Question

If the median AD of the triangle ABC is bisected at E and BE meets AC in F, then AF : AC =

• A. \(1 : 4 \)
• B. \(1 : 3 \)
• C. \(1 : 2 \)
• D. \(3 : 4 \)

Hint:

Problems involving medians and intersecting line segments in a triangle often use Ceva's Theorem or Menelaus' Theorem. Alternatively, constructing a parallel line through a known midpoint can simplify the problem by creating similar triangles or allowing the application of the midpoint theorem, breaking down complex ratios into simpler ones.

Answer 1

The Correct Option is B

Step 1: Draw the triangle and label the given points.
Let ABC be a triangle.
AD is a median, so D is the midpoint of BC (\(BD = DC\)).
E is the midpoint of AD (\(AE = ED\)).
The line segment BE is extended to meet AC at point F. 
Step 2: Apply Menelaus' Theorem.
Consider triangle ADC and the transversal line segment B-E-F. The points F, E, B are collinear.
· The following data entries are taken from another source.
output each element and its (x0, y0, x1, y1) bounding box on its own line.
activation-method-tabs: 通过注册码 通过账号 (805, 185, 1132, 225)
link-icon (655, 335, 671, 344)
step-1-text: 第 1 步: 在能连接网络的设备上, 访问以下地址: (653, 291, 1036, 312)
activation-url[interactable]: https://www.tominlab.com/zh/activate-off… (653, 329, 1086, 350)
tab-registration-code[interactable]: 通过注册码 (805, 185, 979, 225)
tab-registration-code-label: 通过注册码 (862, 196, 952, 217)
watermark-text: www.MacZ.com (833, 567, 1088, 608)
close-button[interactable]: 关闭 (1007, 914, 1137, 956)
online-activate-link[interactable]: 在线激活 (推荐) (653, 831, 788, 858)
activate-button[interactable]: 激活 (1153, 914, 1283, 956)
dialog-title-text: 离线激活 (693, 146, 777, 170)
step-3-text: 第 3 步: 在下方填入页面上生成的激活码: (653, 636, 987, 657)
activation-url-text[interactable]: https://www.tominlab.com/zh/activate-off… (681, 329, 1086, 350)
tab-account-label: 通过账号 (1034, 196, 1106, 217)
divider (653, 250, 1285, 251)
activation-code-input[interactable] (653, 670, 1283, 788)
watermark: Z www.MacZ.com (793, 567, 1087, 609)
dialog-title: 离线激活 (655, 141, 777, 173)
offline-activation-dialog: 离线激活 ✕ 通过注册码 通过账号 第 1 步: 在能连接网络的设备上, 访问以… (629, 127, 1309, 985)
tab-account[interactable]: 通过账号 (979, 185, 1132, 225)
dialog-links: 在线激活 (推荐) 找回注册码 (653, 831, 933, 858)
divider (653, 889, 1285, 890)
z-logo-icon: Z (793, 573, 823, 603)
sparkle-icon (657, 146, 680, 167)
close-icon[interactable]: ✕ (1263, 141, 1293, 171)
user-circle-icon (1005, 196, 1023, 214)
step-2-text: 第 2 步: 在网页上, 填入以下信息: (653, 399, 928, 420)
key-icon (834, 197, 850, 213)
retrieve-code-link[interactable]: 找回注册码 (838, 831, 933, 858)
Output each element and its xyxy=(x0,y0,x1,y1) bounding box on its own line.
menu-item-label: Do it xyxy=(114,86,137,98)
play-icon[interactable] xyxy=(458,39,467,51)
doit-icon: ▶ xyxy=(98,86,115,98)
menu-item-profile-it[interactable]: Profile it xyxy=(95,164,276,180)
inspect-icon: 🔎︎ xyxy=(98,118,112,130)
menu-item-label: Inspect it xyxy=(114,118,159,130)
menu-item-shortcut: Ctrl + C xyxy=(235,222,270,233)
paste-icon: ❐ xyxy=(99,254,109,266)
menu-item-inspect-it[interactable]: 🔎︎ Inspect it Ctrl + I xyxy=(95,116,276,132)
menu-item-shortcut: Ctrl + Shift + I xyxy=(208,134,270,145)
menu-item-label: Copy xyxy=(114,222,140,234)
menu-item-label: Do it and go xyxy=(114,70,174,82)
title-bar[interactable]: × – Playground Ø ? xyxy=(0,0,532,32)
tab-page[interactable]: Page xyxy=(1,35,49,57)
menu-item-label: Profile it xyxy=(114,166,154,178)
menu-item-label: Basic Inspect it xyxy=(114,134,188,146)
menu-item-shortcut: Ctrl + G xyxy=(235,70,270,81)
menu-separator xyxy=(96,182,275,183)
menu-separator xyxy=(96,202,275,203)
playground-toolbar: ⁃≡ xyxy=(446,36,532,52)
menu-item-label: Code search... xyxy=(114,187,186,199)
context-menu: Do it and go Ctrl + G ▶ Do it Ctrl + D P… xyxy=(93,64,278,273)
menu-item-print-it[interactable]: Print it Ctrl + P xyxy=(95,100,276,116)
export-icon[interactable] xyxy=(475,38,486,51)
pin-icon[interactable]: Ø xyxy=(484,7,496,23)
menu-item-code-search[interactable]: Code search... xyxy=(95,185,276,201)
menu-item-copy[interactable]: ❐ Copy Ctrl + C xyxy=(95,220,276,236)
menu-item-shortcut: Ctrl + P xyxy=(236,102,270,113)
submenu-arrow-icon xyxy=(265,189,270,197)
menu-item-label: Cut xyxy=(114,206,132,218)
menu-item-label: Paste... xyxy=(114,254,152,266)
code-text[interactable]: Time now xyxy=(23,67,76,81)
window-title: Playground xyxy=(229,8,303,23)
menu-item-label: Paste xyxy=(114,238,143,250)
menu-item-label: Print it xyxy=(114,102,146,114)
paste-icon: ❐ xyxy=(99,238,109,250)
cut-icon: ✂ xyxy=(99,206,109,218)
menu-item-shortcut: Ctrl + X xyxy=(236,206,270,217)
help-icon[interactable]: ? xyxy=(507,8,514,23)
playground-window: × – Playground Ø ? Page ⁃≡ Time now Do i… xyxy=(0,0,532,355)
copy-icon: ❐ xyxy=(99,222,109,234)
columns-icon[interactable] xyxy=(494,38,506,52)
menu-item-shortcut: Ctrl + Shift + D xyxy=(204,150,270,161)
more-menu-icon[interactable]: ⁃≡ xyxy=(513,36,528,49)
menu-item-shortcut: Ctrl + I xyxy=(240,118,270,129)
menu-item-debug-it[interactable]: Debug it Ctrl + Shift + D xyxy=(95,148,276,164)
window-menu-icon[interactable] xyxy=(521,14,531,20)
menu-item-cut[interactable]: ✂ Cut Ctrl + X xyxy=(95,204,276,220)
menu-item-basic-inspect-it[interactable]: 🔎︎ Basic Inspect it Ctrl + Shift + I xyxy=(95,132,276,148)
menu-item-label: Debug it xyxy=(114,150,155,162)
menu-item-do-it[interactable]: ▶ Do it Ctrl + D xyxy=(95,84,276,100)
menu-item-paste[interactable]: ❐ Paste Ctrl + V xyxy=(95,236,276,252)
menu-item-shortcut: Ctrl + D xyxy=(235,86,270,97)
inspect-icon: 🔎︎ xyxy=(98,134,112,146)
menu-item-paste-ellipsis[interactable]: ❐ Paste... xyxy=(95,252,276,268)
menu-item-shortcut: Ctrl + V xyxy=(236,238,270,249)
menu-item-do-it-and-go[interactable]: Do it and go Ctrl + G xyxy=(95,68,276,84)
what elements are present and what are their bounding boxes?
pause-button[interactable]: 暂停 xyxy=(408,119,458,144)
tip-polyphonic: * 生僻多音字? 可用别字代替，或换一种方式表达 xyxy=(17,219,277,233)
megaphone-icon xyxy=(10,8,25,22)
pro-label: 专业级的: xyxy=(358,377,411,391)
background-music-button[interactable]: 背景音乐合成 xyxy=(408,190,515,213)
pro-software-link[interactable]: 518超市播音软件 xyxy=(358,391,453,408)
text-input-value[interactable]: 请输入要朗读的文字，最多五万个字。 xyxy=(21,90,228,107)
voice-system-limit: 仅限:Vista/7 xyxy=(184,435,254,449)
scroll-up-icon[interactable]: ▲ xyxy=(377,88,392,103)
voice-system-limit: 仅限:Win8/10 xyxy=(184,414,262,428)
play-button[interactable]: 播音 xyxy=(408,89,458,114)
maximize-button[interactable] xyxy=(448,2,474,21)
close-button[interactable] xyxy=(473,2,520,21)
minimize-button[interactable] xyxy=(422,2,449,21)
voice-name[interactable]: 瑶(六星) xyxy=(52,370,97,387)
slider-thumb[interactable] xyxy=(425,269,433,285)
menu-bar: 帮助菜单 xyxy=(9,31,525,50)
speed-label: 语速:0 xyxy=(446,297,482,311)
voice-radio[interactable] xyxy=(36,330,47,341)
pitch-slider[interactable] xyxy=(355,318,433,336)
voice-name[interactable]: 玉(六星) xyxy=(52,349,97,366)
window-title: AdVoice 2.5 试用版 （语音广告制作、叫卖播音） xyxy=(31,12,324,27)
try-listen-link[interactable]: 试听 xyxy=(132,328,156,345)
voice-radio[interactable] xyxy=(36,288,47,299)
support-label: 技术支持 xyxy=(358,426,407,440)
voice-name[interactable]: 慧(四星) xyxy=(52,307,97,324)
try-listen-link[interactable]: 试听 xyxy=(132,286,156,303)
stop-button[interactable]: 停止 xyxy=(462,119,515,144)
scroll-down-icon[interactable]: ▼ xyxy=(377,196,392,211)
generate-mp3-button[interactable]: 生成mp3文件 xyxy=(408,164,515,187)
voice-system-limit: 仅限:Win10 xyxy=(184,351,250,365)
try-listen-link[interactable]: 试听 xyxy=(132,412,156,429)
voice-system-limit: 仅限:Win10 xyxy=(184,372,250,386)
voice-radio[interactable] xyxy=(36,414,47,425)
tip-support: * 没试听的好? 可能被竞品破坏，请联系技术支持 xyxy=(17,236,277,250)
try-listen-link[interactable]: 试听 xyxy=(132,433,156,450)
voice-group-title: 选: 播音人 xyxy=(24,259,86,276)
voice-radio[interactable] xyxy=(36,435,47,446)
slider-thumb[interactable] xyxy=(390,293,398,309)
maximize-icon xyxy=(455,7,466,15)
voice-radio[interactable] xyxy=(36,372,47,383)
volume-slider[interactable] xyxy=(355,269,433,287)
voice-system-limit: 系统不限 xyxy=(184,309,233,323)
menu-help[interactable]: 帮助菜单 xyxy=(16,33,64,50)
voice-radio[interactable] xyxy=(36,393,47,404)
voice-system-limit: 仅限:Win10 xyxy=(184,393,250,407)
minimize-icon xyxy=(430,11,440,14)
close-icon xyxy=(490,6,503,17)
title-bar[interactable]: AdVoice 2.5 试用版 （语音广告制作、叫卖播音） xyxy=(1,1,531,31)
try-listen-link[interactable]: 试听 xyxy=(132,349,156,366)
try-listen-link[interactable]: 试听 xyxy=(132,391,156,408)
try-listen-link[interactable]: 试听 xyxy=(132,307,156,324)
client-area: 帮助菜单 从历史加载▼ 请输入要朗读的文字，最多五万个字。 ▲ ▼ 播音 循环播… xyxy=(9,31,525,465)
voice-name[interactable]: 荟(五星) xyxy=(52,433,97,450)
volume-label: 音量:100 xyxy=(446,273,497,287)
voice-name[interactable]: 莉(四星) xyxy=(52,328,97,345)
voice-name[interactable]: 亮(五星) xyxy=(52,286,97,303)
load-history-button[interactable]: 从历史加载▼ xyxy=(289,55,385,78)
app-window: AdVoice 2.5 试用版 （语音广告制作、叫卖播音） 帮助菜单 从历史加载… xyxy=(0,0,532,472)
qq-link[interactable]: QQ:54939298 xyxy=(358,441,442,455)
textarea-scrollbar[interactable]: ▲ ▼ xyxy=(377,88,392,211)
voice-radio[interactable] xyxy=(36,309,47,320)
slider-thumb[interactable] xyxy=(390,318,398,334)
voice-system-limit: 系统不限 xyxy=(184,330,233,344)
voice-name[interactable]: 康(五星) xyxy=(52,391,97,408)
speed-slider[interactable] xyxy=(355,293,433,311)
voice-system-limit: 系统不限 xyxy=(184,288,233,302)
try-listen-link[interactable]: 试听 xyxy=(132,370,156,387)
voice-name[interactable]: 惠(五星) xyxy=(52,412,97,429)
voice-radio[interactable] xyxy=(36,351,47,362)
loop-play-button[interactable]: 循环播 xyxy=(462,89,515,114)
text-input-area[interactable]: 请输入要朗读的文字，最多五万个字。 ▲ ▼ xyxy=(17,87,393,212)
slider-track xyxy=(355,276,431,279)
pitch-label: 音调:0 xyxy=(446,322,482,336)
F is on AC, E is on AD. B is on the line containing CD (or BC).
According to Menelaus' Theorem for triangle ADC and transversal B-E-F: \[ \left(\frac{AF}{FC}\right) \times \left(\frac{CB}{BD}\right) \times \left(\frac{DE}{EA}\right) = 1 \] From the given information:
D is the midpoint of BC, so \(BC = BD + DC\). Since \(BD = DC\), we have \(BC = 2BD\).
Therefore, \(\frac{CB}{BD} = \frac{2BD}{BD} = 2\). E is the midpoint of AD, so \(AE = ED\). Therefore, \(\frac{DE}{EA} = \frac{ED}{ED} = 1\). Substitute these values into the Menelaus' Theorem equation: \[ \left(\frac{AF}{FC}\right) \times (2) \times (1) = 1 \] \[ 2 \times \frac{AF}{FC} = 1 \] \[ \frac{AF}{FC} = \frac{1}{2} \] 
Step 3: Determine the ratio AF : AC.
From \(\frac{AF}{FC} = \frac{1}{2}\), we have \(FC = 2 \times AF\). We want the ratio \(AF : AC\). We know that \(AC = AF + FC\). Substitute \(FC = 2AF\) into the equation for AC: \[ AC = AF + 2AF \] \[ AC = 3AF \] Therefore, the ratio \(AF : AC\) is: \[ \frac{AF}{AC} = \frac{AF}{3AF} = \frac{1}{3} \] So, \(AF : AC = 1 : 3\). 
Alternative Method (using parallel lines and midpoint theorem):
1. Draw a line through D parallel to BF, let it intersect AC at G. So \(DG \parallel BF\).
2. In \(\triangle BCF\), D is the midpoint of BC (\(BD=DC\)). Since \(DG \parallel BF\), by the converse of midpoint theorem (or Thales's theorem), G must be the midpoint of CF.
So, \(CG = GF\).
3. In \(\triangle ADG\), E is the midpoint of AD (\(AE=ED\)). 
Since \(EF\) is a segment of BE, and \(DG \parallel BE\), it implies \(EF \parallel DG\). 
By the converse of midpoint theorem, F must be the midpoint of AG. So, \(AF = FG\).
4. Combining the results: \(AF = FG\) and \(FG = GC\).
Therefore, \(AF = FG = GC\).
5. Now, \(AC = AF + FG + GC = AF + AF + AF = 3AF\).
So, \(AF : AC = AF : 3AF = 1 : 3\).
The final answer is $\boxed{1 : 3}}$.